Brian Cox – In Search of Science
Professor Brian Cox introduces Britain's science heroes
Professor Brian Cox is going in search of the best of British science. Introducing his science heroes, Brian visits the places where they made their discoveries, recreating their experiments and examining their legacy to their scientific descendants. He finds that this tradition of innovation and discovery owes everything to the early pioneers – but he also exposes the often surprising themes that define modern science; how the business of discovery and innovation is a process of creative inspiration, collaboration and true grit. Brian finds out what science is, where science came from, and where science may be taking us.
Professor Brian Cox guides viewers through 350 years of British science to reveal what science really is, who the people are who practise it, and how it is inextricably linked to the past, present and future of each and every one of us.
Episode 1: Frankenstein’s Monsters
Professor Brian Cox guides viewers through 350 years of British science. He grapples with science’s darker side, asking why it often gets such a bad press.
Episode 2: Method and Madness
Professor Brian Cox celebrates Britain’s pivotal role in creating the systems of modern science, from Newton to hydrogen explosions and more.
Episode 3: Clear Blue Skies
Professor Brian Cox finishes the series by looking at the happy accidents that have led to scientific breakthroughs and considering just how discoveries are made.

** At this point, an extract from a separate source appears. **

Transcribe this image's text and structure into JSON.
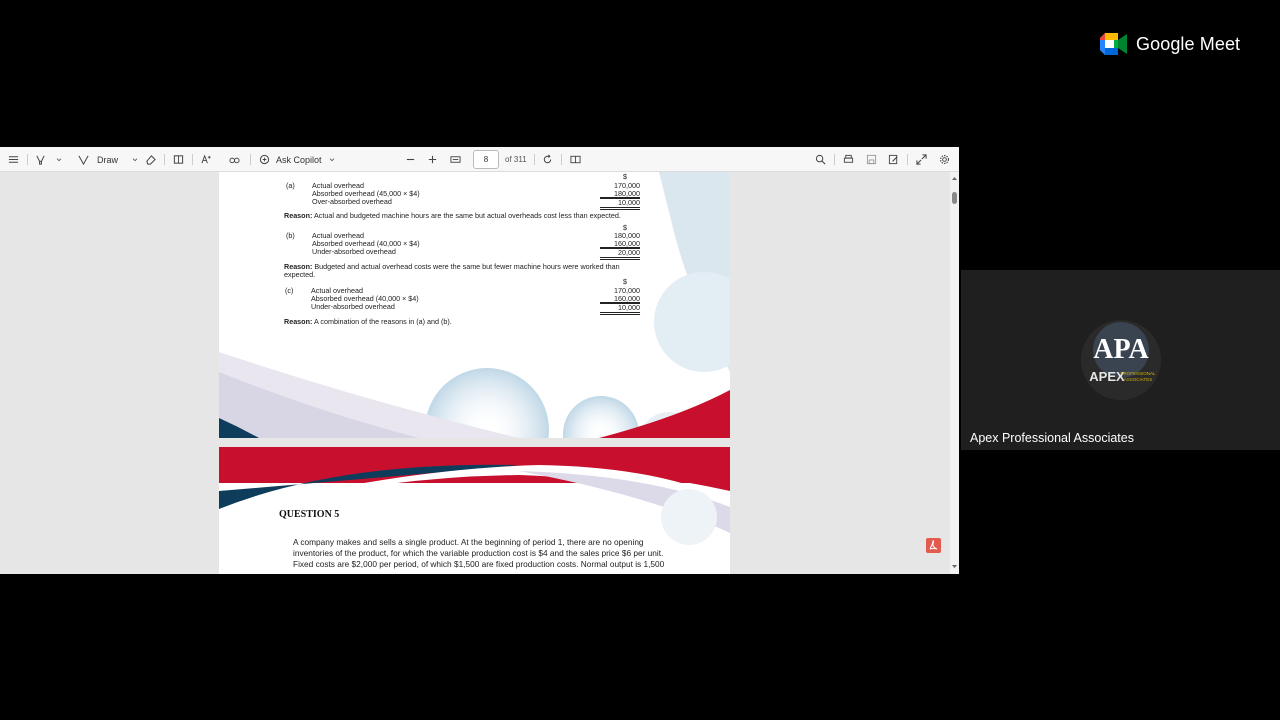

In the first part, Professor Cox grapples with science’s darker side, asking why, when science has done so much for us, it often gets such a bad press. Starting with the original Frankenstein – the grisly 19th-century tale of George Foster‘s hanging and subsequent ‘electrocution’, Brian confronts the idea that science can go ‘too far’. From the nuclear bomb to genetic modification, British science has always been at the cutting edge of discovery, but are British scientists feckless meddlers, or misunderstood visionaries whose gifts to humanity are corrupted by the unscrupulous?
This time, Professor Cox celebrates Britain’s pivotal role in creating modern science. From performing Isaac Newton‘s iconic light experiment to meeting a wartime code breaker and making hydrogen explosions, Professor Cox leads the way through 300 years of British history. Along the way, he introduces the obsessive, eccentric, visionary characters who dragged science into the modern world by developing a powerful new way to investigate nature. He reveals what science really is, explores the mindset of those who practise it, and shows how science runs through the past, present and future of everyone.
British science has a long track record of accidental discoveries improving our lot. Wondering why the sky is blue helped British scientists crack bacterial infection, whilst looking for a way to make quinine helped make our world a much more colourful place, as it led to the discovery of the first synthetic organic dye. But is this the best way to carry on?
Professor Brian Cox ends his homage to British science by looking at how discoveries are made, asking whether it is better to let the scientists do their own thing, and hope for happy accidents, or to only back scientific winners at the risk of missing the occasional gems.